Bolivia
Impact | Negative
Civicus Rating | Obstructed
On October 8, the Bolivian Congress sanctioned a law promoted by the Executive Branch that regulates the official production of statistics, specifies the competencies of the National Statistics Institute (INE in Spanish) and keeps it under the orbit of the Executive Branch although with the character of a decentralized agency. It also includes pre-existing resolutions of lower legal rank related to the figure of “reporting” entities or entities obliged to provide information.
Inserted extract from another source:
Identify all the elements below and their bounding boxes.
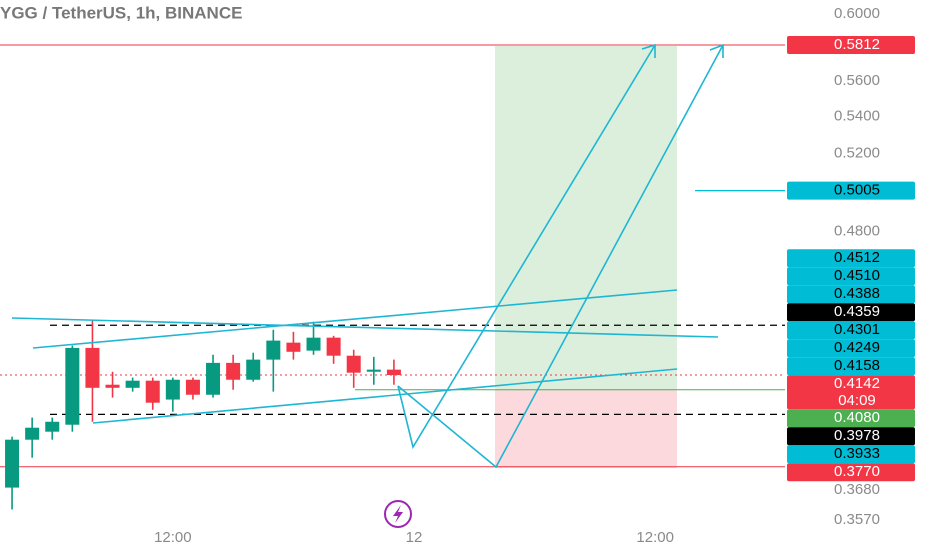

The final text has not yet been published in the Official Gazette by the Executive.
The law in question classifies under the title of informants “all natural or legal persons of a public, private or mixed nature”, from autonomous territorial entities to foundations, non-profit entities, religious entities and cooperation agencies. These subjects have the obligation to provide the agency with the information requested by it. The information provided may not be disclosed on an individual basis and will only be published in a form that does not allow the identification of the provider. Nor may it be used for tax, judicial, administrative or police purposes, even by means of an administrative or judicial order.
In case of non-compliance, fines could reach up to 7200 Housing Development Units (equivalent to approximately USD 2500) and will be applied according to the principle of proportionality, depending on the degree of the infraction. The amounts, terms and other aspects of the sanctions will be established by means of a regulatory decree.
Although in its Article 6, the new regulation establishes that the INE is a decentralized, technical-specialized public institution, with administrative, financial, legal and technical management autonomy, with its own assets, opposition Senator Cecilia Requena (Comunidad Ciudadana) questioned the centralism of the structure that will continue to operate under the Executive Branch. On the other hand, and according to the annual report of the Inter-American Press Association, several local CSOs have warned that the law could be in conflict with Article 21 of the Constitution, as it grants INE the power to decide what data may or may not be disclosed.